How “Recreational Marijuana” Divides Us
Following up on my recent articles about calls for unity within the cannabis community, I’d like to talk about the term “recreational marijuana”.
It’s a strange term. Nobody refers to themselves as a “recreational (cigarette) smoker”. There are no “recreational smokers” because all use of cigarettes is the same; what other kind of smoker is there?
Likewise, there are no “recreational drinkers”, although sometimes people will refer to themselves as “social drinkers”. What’s the difference? Well, “social drinker” stands in contrast to “alcoholic”. “Social drinker” is a badge one wears to signify he’s not a “problem drinker”. Yet, still, “recreational drinker” doesn’t work, because whether one drinks socially or to excess, drinking is always presumably done for the same reason – fun.

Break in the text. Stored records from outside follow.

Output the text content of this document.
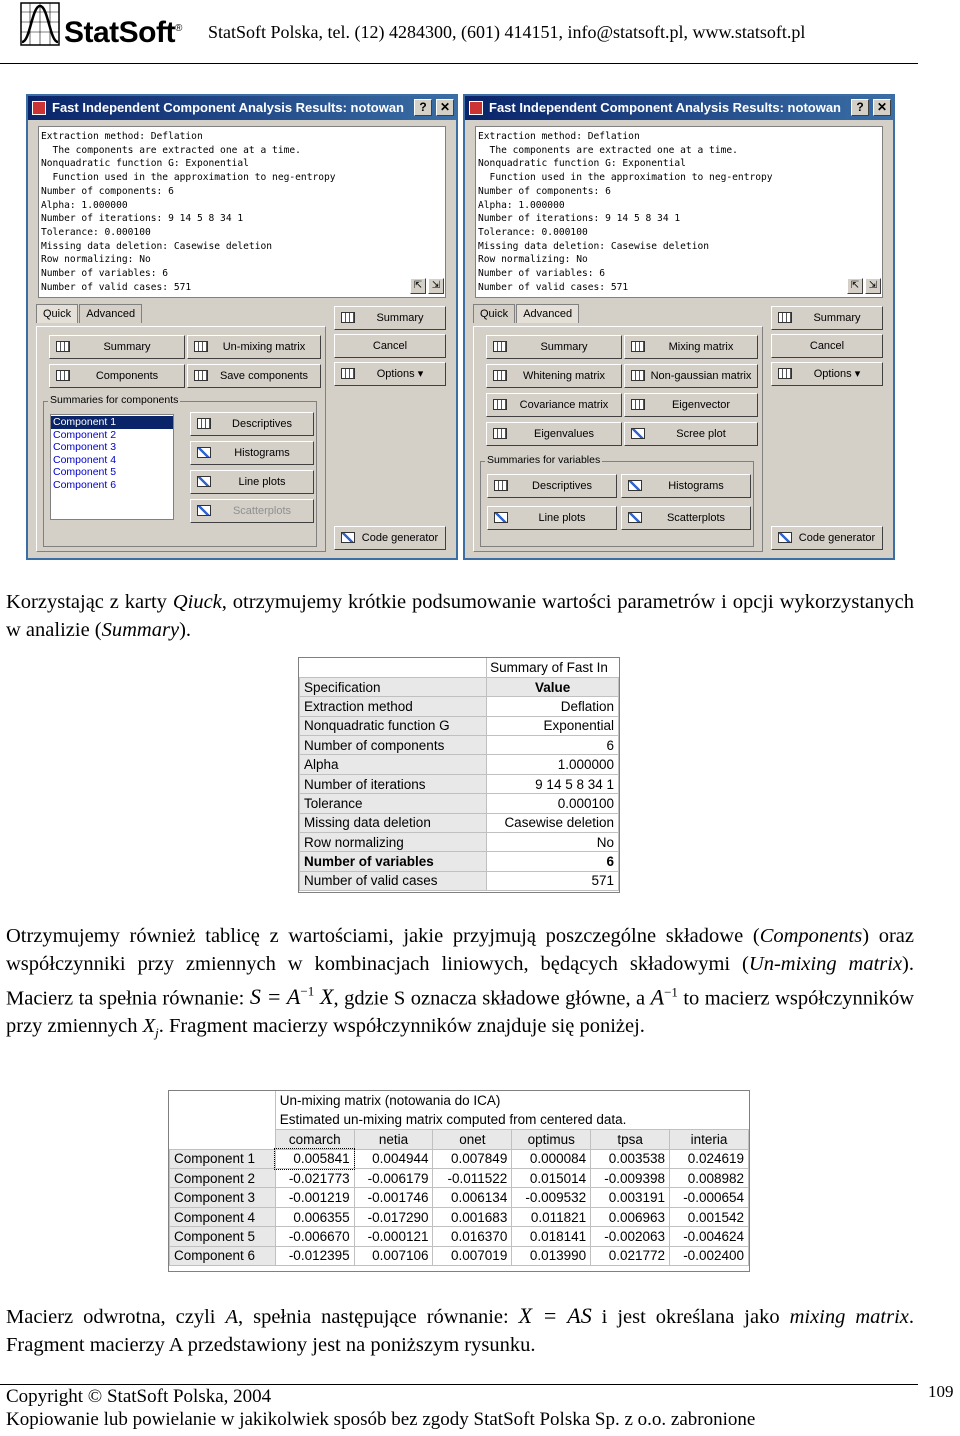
StatSoft® StatSoft Polska, tel. (12) 4284300, (601) 414151, info@statsoft.pl, www.statsoft.pl
Fast Independent Component Analysis Results: notowan	?	✕
Extraction method: Deflation
The components are extracted one at a time.
Nonquadratic function G: Exponential
Function used in the approximation to neg-entropy
Number of components: 6
Alpha: 1.000000
Number of iterations: 9 14 5 8 34 1
Tolerance: 0.000100
Missing data deletion: Casewise deletion
Row normalizing: No
Number of variables: 6
Number of valid cases: 571	⇱ ⇲
Quick Advanced
Summary	Un-mixing matrix
Components	Save components
Summaries for components
Component 1
Component 2
Component 3
Component 4
Component 5
Component 6
Descriptives
Histograms
Line plots
Scatterplots
Summary
Cancel
Options ▾
Code generator
Fast Independent Component Analysis Results: notowan	?	✕
Extraction method: Deflation
The components are extracted one at a time.
Nonquadratic function G: Exponential
Function used in the approximation to neg-entropy
Number of components: 6
Alpha: 1.000000
Number of iterations: 9 14 5 8 34 1
Tolerance: 0.000100
Missing data deletion: Casewise deletion
Row normalizing: No
Number of variables: 6
Number of valid cases: 571	⇱ ⇲
Quick Advanced
Summary	Mixing matrix
Whitening matrix	Non-gaussian matrix
Covariance matrix	Eigenvector
Eigenvalues	Scree plot
Summaries for variables
Descriptives	Histograms
Line plots	Scatterplots
Summary
Cancel
Options ▾
Code generator
Korzystając z karty Qiuck, otrzymujemy krótkie podsumowanie wartości parametrów i opcji wykorzystanych w analizie (Summary).
	Summary of Fast In
Specification	Value
Extraction method	Deflation
Nonquadratic function G	Exponential
Number of components	6
Alpha	1.000000
Number of iterations	9 14 5 8 34 1
Tolerance	0.000100
Missing data deletion	Casewise deletion
Row normalizing	No
Number of variables	6
Number of valid cases	571
Otrzymujemy również tablicę z wartościami, jakie przyjmują poszczególne składowe (Components) oraz współczynniki przy zmiennych w kombinacjach liniowych, będących składowymi (Un-mixing matrix). Macierz ta spełnia równanie: $S = A^{-1}$ X, gdzie S oznacza składowe główne, a $A^{-1}$ to macierz współczynników przy zmiennych $X_j$. Fragment macierzy współczynników znajduje się poniżej.
	Un-mixing matrix (notowania do ICA)					
	Estimated un-mixing matrix computed from centered data.					
	comarch	netia	onet	optimus	tpsa	interia
Component 1	0.005841	0.004944	0.007849	0.000084	0.003538	0.024619
Component 2	-0.021773	-0.006179	-0.011522	0.015014	-0.009398	0.008982
Component 3	-0.001219	-0.001746	0.006134	-0.009532	0.003191	-0.000654
Component 4	0.006355	-0.017290	0.001683	0.011821	0.006963	0.001542
Component 5	-0.006670	-0.000121	0.016370	0.018141	-0.002063	-0.004624
Component 6	-0.012395	0.007106	0.007019	0.013990	0.021772	-0.002400
Macierz odwrotna, czyli A, spełnia następujące równanie: X = AS i jest określana jako mixing matrix. Fragment macierzy A przedstawiony jest na poniższym rysunku.
Copyright © StatSoft Polska, 2004
Kopiowanie lub powielanie w jakikolwiek sposób bez zgody StatSoft Polska Sp. z o.o. zabronione
109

But “recreational marijuana consumer” is, by definition, a term of division. It is a badge used to signify those people who are not “medical marijuana consumers” or “sacramental marijuana consumers” (or, for that matter, “industrial hemp consumers”, but that’s a different subset based on a different plant, so we’ll table that part of the discussion.)
It wasn’t always thus. Prior to marijuana prohibition, you were just a “cannabis consumer”, and it was coming in the form of patent medicines. Yes, there were some who smoked marijuana, like, say, Louis Armstrong, but their cannabis use made them a “marijuana smoker” (or a “viper”, in the parlance of the times). Nevertheless, pot smokers were all the same and why they were using it did not matter.
But as medical marijuana re-emerged in the 1970s, there now became a need to distinguish the “patient” from the “pothead”, because we decided, through the Supreme Court in Robert Randall’s case leading up to the California Compassionate Use Act and the rest of the state medical marijuana laws, that some of the people using marijuana had a legitimate-enough excuse that they shouldn’t be put in a cage.
That division was amplified in the rhetoric of those fighting to make the “medical marijuana” distinction. “We’re Patients, Not Criminals” was a popular tagline for bumper stickers, t-shirts, and campaign speeches, and medical marijuana supporters ignored the tacit implication that if you’re not a patient, then you must be a criminal. It wasn’t just that we’re all pot smokers, but the sick and dying should be cared for first. The framing of medical marijuana ensured that so-called recreational marijuana consumers still deserved to be caged.
“Medical marijuana” and “sacramental marijuana”, meanwhile, implicitly support the frame that one must have a legitimate excuse to use marijuana, otherwise one belongs in a cage. In addition to separating the so-called recreational consumer from those worthy of protection from arrest, those terms also separate the people within those groups on the basis of where they fall on some outside observer’s spectrum of respectability. Elderly cancer patient, sure, you’re a medical consumer, but teenager with anxiety, maybe not. Black Rastafarian with knee-length dreadlocks, sure, you’re a sacramental consumer, but white guy who joined “The Church of Cannabis” formed a few years ago, maybe not.
“Recreational” also sets up a frame to dismiss the civil rights issue we’re discussing and place it instead in the realm of a discretionary thrill. “Recreational” is four-wheeling or scuba diving or hiking – things you do, not rights you own. “Recreational marijuana consumers” are just hedonists looking for a thrill, fighting for the right to get high, who have no medical or spiritual justification for doing so.
So hereon, let’s start rebuilding the unity by clearing our frames from those that separate us. There aren’t “medical consumers”, “sacramental consumers”, and “recreational consumers”. There are just “adult marijuana consumers” who enjoy marijuana for “personal use”. “Adult” and “personal” are frames that invoke rights and privacy, rather than suggesting we need approval for our use of marijuana.
Fighting for “adult marijuana consumers’ personal use” frees us from the inherent division of the other terms. Your personal use may be medical, spiritual, or just for fun; the reason why is irrelevant. No authority has the jurisdiction over what you put in your body and do with your mind, period.